Under Iowa Rule of Criminal Procedure 2.23(3)(d), the sentencing court is required to state on the record its reason for selecting a particular sentence. " A trial court must also give reasons for its decision to impose consecutive sentences." Jacobs, 607 N.W.2d at 690. The sentencing court is not required to specifically connect its expressed reasons to the imposition of consecutive sentences, as long as the reasons may be found in " the overall sentencing plan." See State v. Delaney, 526 N.W.2d 170, 178 (Iowa 1994). " 'A statement may be sufficient, even if terse and succinct, so long as the brevity of the court's statement does not prevent review of the exercise of the trial court's sentencing discretion.'" State v. Hennings, 791 N.W.2d 828, 838 (Iowa 2010) (quoting State v. Johnson, 445 N.W.2d 337, 343 (Iowa 1989)).

We can tell from the sentencing court's conversation with Underwood that it was not under the misimpression consecutive sentences were mandatory. See id. at 838-39. The court offered its reasons for the sentence immediately following Underwood's inquiry whether the new sentence would run consecutively with his existing term for OWI. The timing of the court's articulation of its reasons supports upholding the sentencing. See State v. Keopasaeuth, 645 N.W.2d 637, 641 (Iowa 2002) (noting " consecutive sentences were imposed, and thereafter reasons for the sentence that had been pronounced were articulated" ).

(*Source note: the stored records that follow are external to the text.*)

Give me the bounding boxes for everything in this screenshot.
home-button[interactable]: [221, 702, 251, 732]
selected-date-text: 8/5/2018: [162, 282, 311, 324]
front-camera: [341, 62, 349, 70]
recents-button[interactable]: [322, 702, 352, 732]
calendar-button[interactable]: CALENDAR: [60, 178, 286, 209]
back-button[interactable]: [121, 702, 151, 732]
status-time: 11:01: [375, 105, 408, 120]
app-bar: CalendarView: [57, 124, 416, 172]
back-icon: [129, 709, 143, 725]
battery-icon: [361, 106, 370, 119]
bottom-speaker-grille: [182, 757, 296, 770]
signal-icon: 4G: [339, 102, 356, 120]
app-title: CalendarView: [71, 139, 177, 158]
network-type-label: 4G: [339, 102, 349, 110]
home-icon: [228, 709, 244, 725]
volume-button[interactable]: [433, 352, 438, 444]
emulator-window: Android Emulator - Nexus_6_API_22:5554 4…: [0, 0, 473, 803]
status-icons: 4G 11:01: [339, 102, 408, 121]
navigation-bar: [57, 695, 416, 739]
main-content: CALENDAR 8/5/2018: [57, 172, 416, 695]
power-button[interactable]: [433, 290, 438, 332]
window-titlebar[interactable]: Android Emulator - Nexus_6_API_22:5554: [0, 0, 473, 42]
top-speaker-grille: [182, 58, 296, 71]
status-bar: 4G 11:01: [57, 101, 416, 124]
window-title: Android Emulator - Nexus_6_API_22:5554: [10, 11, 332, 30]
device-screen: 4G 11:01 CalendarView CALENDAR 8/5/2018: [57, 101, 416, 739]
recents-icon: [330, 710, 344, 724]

The court cited Underwood's probationary status, his criminal record, and the serious nature of the crime. The court's reference to not knowing if its decision would " make much difference on what [Underwood] actually serve[d]" could only be interpreted as a direct reference to its decision to boxcar the sentences. We view the court's reasons as supporting its decision to run the sentences consecutively, as well as its basis for rejecting a suspended sentence. See Jacobs, 644 N.W.2d at 700 (finding no abuse of discretion where reasons adequately supported both the denial of probation and imposition of consecutive terms). We find no abuse of discretion.